As part of the Resilient Coastal Cities Project, Esri’s CityEngine will be used to simulate the potential impacts of various landscape-scale mangrove restoration scenarios in 3-dimensional space. This three-dimensional visualization will help planners better understand green infrastructure in the urban landscape. The goal is to influence city land use planning and disaster management decisions by allowing planners and decision makers to explore the relationships between mangrove restoration, built infrastructure and watershed management, as well as assess project feasibility and implementation.
This integrated resilience-disaster management approach is intended to provide a pioneering geospatial framework that can be leveraged in cities across South Asia and the globe. This work will also take advantage of TNC’s collaboration with Microsoft through their AI for Earth program and the Azure cloud, specifically in app design and delivery.
Using mangrove restoration scenario polygons and metrics developed from ecological-based coastal engineering guidelines, CityEngine procedural models can be adapted to simulate the look and impacts of mangrove restoration over time.

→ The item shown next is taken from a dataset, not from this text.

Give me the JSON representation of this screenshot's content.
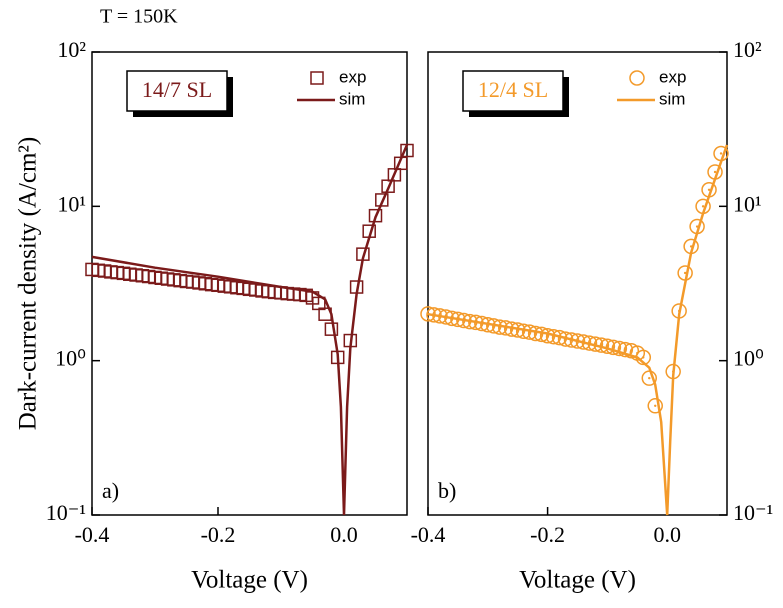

The first phase of this “NatureEngine” prototype will be piloted in the city of Semarang on the north coast of Central Java. The outcome of the project is a set of 3-D mangrove restoration scenarios and a list of feasible next steps and recommendations to advance this work as part of the Microsoft collaboration. ArcGIS 360 Virtual Reality can be leveraged to provide 3-D scenes that can be viewed from the desktop or through phones with virtual reality capabilities and post-processed CityEngine scenes will be hosted on Azure.
The second phase of the project, Esri will explore the potential to harness the power of the Data Science Virtual Machine (DSVM) to develop and run “NatureEngine” procedural models dynamically, importing model output directly into the evolving app and associated dashboard.
Providing virtual 3-D interpretations of mangrove restoration scenarios will provide a deeply immersive stakeholder experience that will improve their understanding of the relationships between coastal ecosystems, critical infrastructure, aquaculture assets, watershed management and city planning. “NatureEngine” can evolve for different types of ecosystems which can be leveraged to cities around the world to allow planners to explore the multi-beneficial functions of green and hybrid green/grey infrastructure in urban planning.